Thursday, April 05, 2007

Desk Crit #3: Remi

Designer: Remi Ojo
Project: Fixed Rates and Floating Rates Tutorial
Project URL: http://rojo.myweb.uga.edu/fftutorial/documents/
Reviewer: Emily Pitts
Review date: 4/5/07

I had a chance to review and discuss Remi's project during the studio dress rehearsal. I thought she could really add more interest to her project by moving away from the gray monotones and adding color to spice things up. Just scanning through her program, I saw a wide variety of type treatments that would be much easier to digest if they were consistent (variations in size, spacing, etc.) We talked a little about how the buttons were labeled and how that might affect her user's choices in the program For instance, from quiz screens, the text indicated that the user "go back" to the next section of material. This could be better conveyed by saying "continue" -- indicating that the user is getting new info, not review. We also discussed basic identifying text, like subtitles for main subsections on every relevant page and adding page numbers, so the user will know where they are and how far they are in the program.

Week 5) Actionscript mathetics

This has been a busy week -- too busy to write much after my rush of work last weekend. I’ve been working hard on my project and exploring different ways to display content. For now, I have a flat colored option, a gradient of colors, and “map tacks”. I’m not sure how the map tacks bring any more value to the map, maybe if multiple items are displayed per county.

I shared my file with my coworker Keith on Monday. He’s been able to connect it to our servers and feed live data to it. He’s shown me how the connection works, which I hope to have a chance to explore a bit myself.

At the moment, I’ve been preparing for the dress rehearsal tonight. I’ve been trying to solve two problems that are proving impossible to solve. Both involve trying to build an accordion type menu (sliding bars that move on a vertical axis). I’ve done it two different ways and both have some problem connecting my variable names to my buttons or movieclips. It’s hard to describe. Nonetheless, after too many hours struggling with this, I’m willing to give it up and try to use the form components that Keith has used. I hope he can tell me how they work, then I can concentrate on accomplishing this project!

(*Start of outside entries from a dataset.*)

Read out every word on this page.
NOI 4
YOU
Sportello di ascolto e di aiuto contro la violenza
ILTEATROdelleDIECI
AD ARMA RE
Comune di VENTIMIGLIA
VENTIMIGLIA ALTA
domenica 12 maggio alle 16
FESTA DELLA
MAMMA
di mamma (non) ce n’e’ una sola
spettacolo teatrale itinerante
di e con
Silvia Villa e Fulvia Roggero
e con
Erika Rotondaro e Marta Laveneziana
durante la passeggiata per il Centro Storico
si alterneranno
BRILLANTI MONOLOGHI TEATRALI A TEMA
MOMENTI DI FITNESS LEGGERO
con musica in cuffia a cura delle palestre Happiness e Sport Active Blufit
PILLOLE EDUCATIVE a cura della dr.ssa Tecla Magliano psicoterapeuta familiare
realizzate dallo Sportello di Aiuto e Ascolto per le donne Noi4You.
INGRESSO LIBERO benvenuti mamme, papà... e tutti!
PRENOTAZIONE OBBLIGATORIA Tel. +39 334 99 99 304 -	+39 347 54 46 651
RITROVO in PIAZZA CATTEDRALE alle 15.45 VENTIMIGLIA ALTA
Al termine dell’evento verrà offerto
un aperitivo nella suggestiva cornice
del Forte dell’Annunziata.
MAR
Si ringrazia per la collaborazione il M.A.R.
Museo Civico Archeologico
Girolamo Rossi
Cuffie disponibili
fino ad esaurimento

Learning actionscript can be a real pain sometimes. I’m at the point again where I don’t feel like I have many places to turn for help. I can’t figure out the terms for what I’m trying to solve and it is frustrating. I guess that’s good in some way, it means I’m at the edge of my own experience and knowledge and trying to push forward. This would be relative to that gratifying, albeit painful, muscle burn after really pushing my body physically. Except now it’s my mind. My thinking muscle.

This reminds me of Papert’s article A Word for Learning. How am I learning this? What are the processes? Do I know how I’m going about it and where this comes from? I’m not so sure sometimes -- how I pick up what I do. It seems like a lot of it is hard work and other times the knowledge and solutions just fall into place. I think the latter is a result of previous hard work and really making connections between various events, facts, experiences, etc. I like having a problem to mull over. Sometimes, I just let it be for awhile and just wait for the solution to manifest itself. I know this comes from somewhere, but it can be a surprise. Patience is not always easy, nor is this method always timely.

On the method of learning and teaching people how to learn, or “mathetics”, this is a hard concept to pinpoint. Certainly there are strategies that can be shared with other people. The real learning, the moment when things crystallize, is that something that we can even describe? That to me is so innate and instinctive. Essentially, the brain constructs itself. Do you tell which part of your brain to encode new knowledge? Not really, although the environment, actions, context, and emotions surrounding the knowledge certainly have a weight in how experiences are encoded – perhaps as background, or crucial reference points for future recall. That said, an improperly tuned situation could be disastrous for encoding, and, in effect, learning and retention.

Project testing this week:

References:
Papert, S., (1996). A word for learning. In Y. Kafai & M. Resnick (Eds.), Constructionism in practice: Designing, thinking, and learning in a digital world (pp. 9-24). Mahwah, NJ: Lawrence Erlbaum Associates.

Tuesday, April 03, 2007

Service Hours

2 hours tutoring Radcliffe Campbell

Progress

Working notes of recent progress:

Connect to datasource using CF and Keith's CF know-how.
Exploring methods to connect with CF
Identifying needed data
Testing and achieving multiple select lists "on fly"
Trying to determine best method for buttons (as HTML or MCs? How do they interplay?)
Problems with scrolling (must always be "contentArea")
Problems with slidy-bars (should review old files from DFCS)
Typical, frustrating, yet comical result.